PDIP Desak Warga Jaga Kondusifitas Pascabentrokan Maut Menteng
JAKARTA – Suasana mencekam menyelimuti Menteng usai bentrokan berdarah yang merenggut korban jiwa. Partai Demokrasi Indonesia Perjuangan (PDIP) bereaksi keras, meminta warga tetap tenang dan tidak t...
JAKARTA – Suasana mencekam menyelimuti Menteng usai bentrokan berdarah yang merenggut korban jiwa. Partai Demokrasi Indonesia Perjuangan (PDIP) bereaksi keras, meminta warga tetap tenang dan tidak terprovokasi.
SERUAN DARURAT DARI PDIP
UPDATE – Kapoksi PDIP Nasyirul Falah Amru menyampaikan penyesalan mendalam. "Kami sangat menyayangkan peristiwa ini. Jangan sampai ada lagi pertumpahan darah," ujarnya dalam keterangan pers yang diterima beberapa menit lalu.
- Amru mengajak seluruh warga Menteng dan Jakarta umumnya untuk menahan diri
- Ia meminta aparat keamanan bertindak cepat tanpa pandang bulu
- PDIP siap memfasilitasi dialog antarkelompok untuk meredam ketegangan
- Warga diimbau melaporkan setiap potensi provokasi ke pihak berwajib
Berdasarkan informasi awal, bentrokan dipicu oleh gesekan yang meningkat menjadi kekerasan massal. Ambulans dan petugas medis langsung diterjunkan. Korban langsung dievakuasi ke rumah sakit terdekat. Polisi belum merilis jumlah pasti korban, namun dilaporkan beberapa warga mengalami luka serius.
Menurut saksi mata, bentrokan terjadi secara tiba-tiba dan berlangsung cepat. "Tiba-tiba sudah ramai, banyak yang lari-lari. Saya lihat ada yang tergeletak," kata seorang warga yang enggan disebut namanya.
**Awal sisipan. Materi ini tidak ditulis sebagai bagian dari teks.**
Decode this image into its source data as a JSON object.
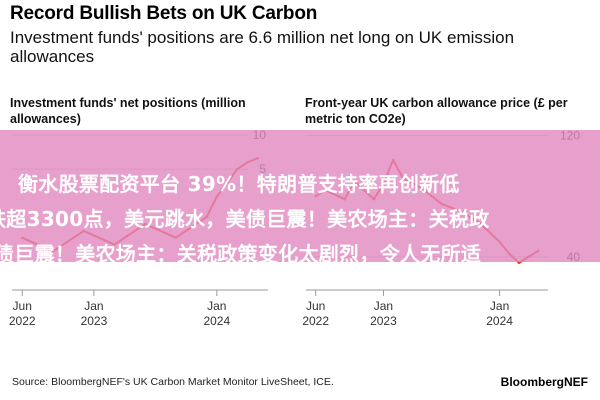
{
  "header": {
    "title": "Record Bullish Bets on UK Carbon",
    "subtitle": "Investment funds' positions are 6.6 million net long on UK emission allowances"
  },
  "overlay": {
    "line1": "衡水股票配资平台 39%！特朗普支持率再创新低",
    "line2": "跌超3300点，美元跳水，美债巨震！美农场主：关税政",
    "line3": "债巨震！美农场主：关税政策变化太剧烈，令人无所适"
  },
  "footer": {
    "source": "Source: BloombergNEF's UK Carbon Market Monitor LiveSheet, ICE.",
    "brand": "BloombergNEF"
  },
  "colors": {
    "line": "#e8401c",
    "overlay": "#e187be",
    "grid": "#cccccc"
  },
  "chart_data": [
    {
      "type": "line",
      "title": "Investment funds' net positions (million allowances)",
      "x_tick_labels": [
        [
          "Jun",
          "2022"
        ],
        [
          "Jan",
          "2023"
        ],
        [
          "Jan",
          "2024"
        ]
      ],
      "y_tick_labels": [
        "10",
        "5"
      ],
      "ylim": [
        -10,
        11
      ],
      "x": [
        "2022-06",
        "2022-09",
        "2022-12",
        "2023-03",
        "2023-06",
        "2023-09",
        "2023-12",
        "2024-01",
        "2024-02",
        "2024-03",
        "2024-04",
        "2024-05"
      ],
      "values": [
        -5,
        -7,
        -4,
        -6,
        -3,
        -5,
        -2,
        1,
        3,
        5,
        6,
        6.6
      ],
      "grid": true
    },
    {
      "type": "line",
      "title": "Front-year UK carbon allowance price (£ per metric ton CO2e)",
      "x_tick_labels": [
        [
          "Jun",
          "2022"
        ],
        [
          "Jan",
          "2023"
        ],
        [
          "Jan",
          "2024"
        ]
      ],
      "y_tick_labels": [
        "120",
        "40"
      ],
      "ylim": [
        30,
        125
      ],
      "x": [
        "2022-06",
        "2022-07",
        "2022-09",
        "2022-10",
        "2022-12",
        "2023-01",
        "2023-02",
        "2023-03",
        "2023-05",
        "2023-07",
        "2023-09",
        "2023-11",
        "2024-01",
        "2024-02",
        "2024-03",
        "2024-04",
        "2024-05"
      ],
      "values": [
        80,
        84,
        78,
        90,
        78,
        88,
        104,
        92,
        85,
        75,
        70,
        62,
        50,
        42,
        36,
        40,
        44
      ],
      "grid": true
    }
  ]
}
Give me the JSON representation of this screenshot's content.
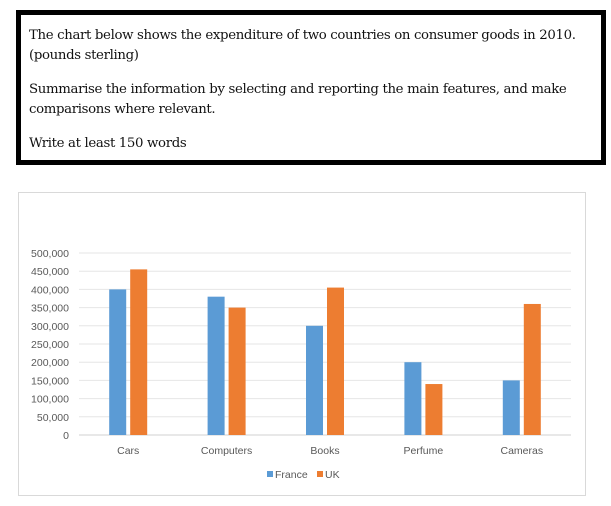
{
  "task": {
    "line1": "The chart below shows the expenditure of two countries on consumer goods in 2010. (pounds sterling)",
    "line2": "Summarise the information by selecting and reporting the main features, and make comparisons where relevant.",
    "line3": "Write at least 150 words"
  },
  "chart_data": {
    "type": "bar",
    "categories": [
      "Cars",
      "Computers",
      "Books",
      "Perfume",
      "Cameras"
    ],
    "series": [
      {
        "name": "France",
        "color": "#5b9bd5",
        "values": [
          400000,
          380000,
          300000,
          200000,
          150000
        ]
      },
      {
        "name": "UK",
        "color": "#ed7d31",
        "values": [
          455000,
          350000,
          405000,
          140000,
          360000
        ]
      }
    ],
    "yticks": [
      "0",
      "50,000",
      "100,000",
      "150,000",
      "200,000",
      "250,000",
      "300,000",
      "350,000",
      "400,000",
      "450,000",
      "500,000"
    ],
    "ylim": [
      0,
      500000
    ],
    "grid": true,
    "legend": "bottom"
  }
}
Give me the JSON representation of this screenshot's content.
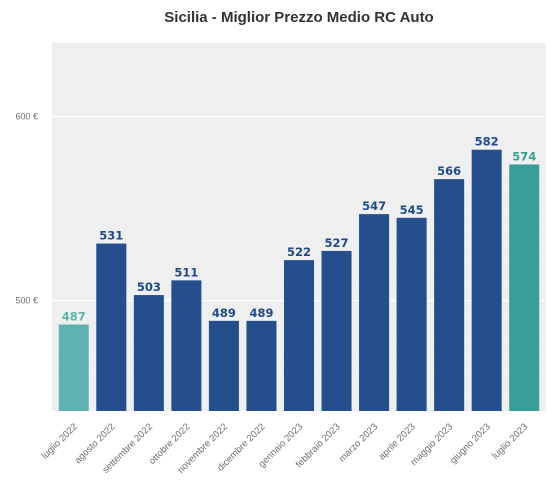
{
  "chart_data": {
    "type": "bar",
    "title": "Sicilia - Miglior Prezzo Medio RC Auto",
    "xlabel": "",
    "ylabel": "",
    "categories": [
      "luglio 2022",
      "agosto 2022",
      "settembre 2022",
      "ottobre 2022",
      "novembre 2022",
      "dicembre 2022",
      "gennaio 2023",
      "febbraio 2023",
      "marzo 2023",
      "aprile 2023",
      "maggio 2023",
      "giugno 2023",
      "luglio 2023"
    ],
    "values": [
      487,
      531,
      503,
      511,
      489,
      489,
      522,
      527,
      547,
      545,
      566,
      582,
      574
    ],
    "value_labels": [
      "487",
      "531",
      "503",
      "511",
      "489",
      "489",
      "522",
      "527",
      "547",
      "545",
      "566",
      "582",
      "574"
    ],
    "ylim": [
      440,
      640
    ],
    "yticks": [
      500,
      600
    ],
    "ytick_labels": [
      "500 €",
      "600 €"
    ],
    "grid": true,
    "bar_colors": [
      "#5fb3ae",
      "#244e8c",
      "#244e8c",
      "#244e8c",
      "#244e8c",
      "#244e8c",
      "#244e8c",
      "#244e8c",
      "#244e8c",
      "#244e8c",
      "#244e8c",
      "#244e8c",
      "#3a9e98"
    ],
    "label_colors": [
      "#5fb3ae",
      "#1f4a8a",
      "#1f4a8a",
      "#1f4a8a",
      "#1f4a8a",
      "#1f4a8a",
      "#1f4a8a",
      "#1f4a8a",
      "#1f4a8a",
      "#1f4a8a",
      "#1f4a8a",
      "#1f4a8a",
      "#3a9e98"
    ],
    "background_color": "#efefef"
  }
}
Hingga kini, polisi masih melakukan olah TKP dan memeriksa sejumlah saksi.
KONDUSIFITAS HARGA MATI
KONFIRMASI – Amru menambahkan, kondisi Jakarta yang baru pulih dari berbagai tekanan tidak boleh kembali kacau. "Kita semua sudah lelah dengan konflik. Sekarang saatnya merajut persatuan," tegasnya. Ia juga mengingatkan bahwa perbedaan paham bukan alasan untuk main hakim sendiri.
Amru juga menyoroti peran media sosial yang kerap memperkeruh suasana. "Jangan sebarkan video atau narasi provokatif. Itu hanya akan menambah panas," tegasnya. PDIP menginstruksikan seluruh kadernya untuk turun ke lapangan dan membantu menenangkan warga.
Di sisi lain, aparat keamanan dari Polres Metro Jakarta Pusat dan TNI dikerahkan untuk mengamankan lokasi. Sejumlah kendaraan taktis disiagakan di titik rawan. Situasi sempat membuat warga panik dan menutup akses masuk ke pemukiman.
PDIP berencana menggelar pertemuan darurat dengan tokoh masyarakat setempat. Langkah ini diambil untuk memastikan bentrokan serupa tidak terulang. "Kami akan duduk bersama, cari akar masalah, dan cegah eskalasi," papar Amru.
Pihak keamanan telah meningkatkan patroli di sekitar Menteng. Beberapa ruas jalan sempat ditutup sementara untuk sterilisasi. Masyarakat diminta tidak menyebarkan informasi palsu yang bisa memperkeruh suasana.
Amru mengajak semua pihak untuk tidak main hakim sendiri. "Biarkan hukum yang bekerja. Saya percaya polisi akan mengusut tuntas peristiwa ini," ujarnya. Ia juga meminta maaf kepada keluarga korban dan berjanji akan memastikan keadilan ditegakkan.
Hingga berita ini diturunkan, situasi di Menteng mulai kondusif namun masih diselimuti kewaspadaan tinggi. PDIP berjanji akan terus memantau perkembangan dan menjadi jembatan perdamaian antarwarga.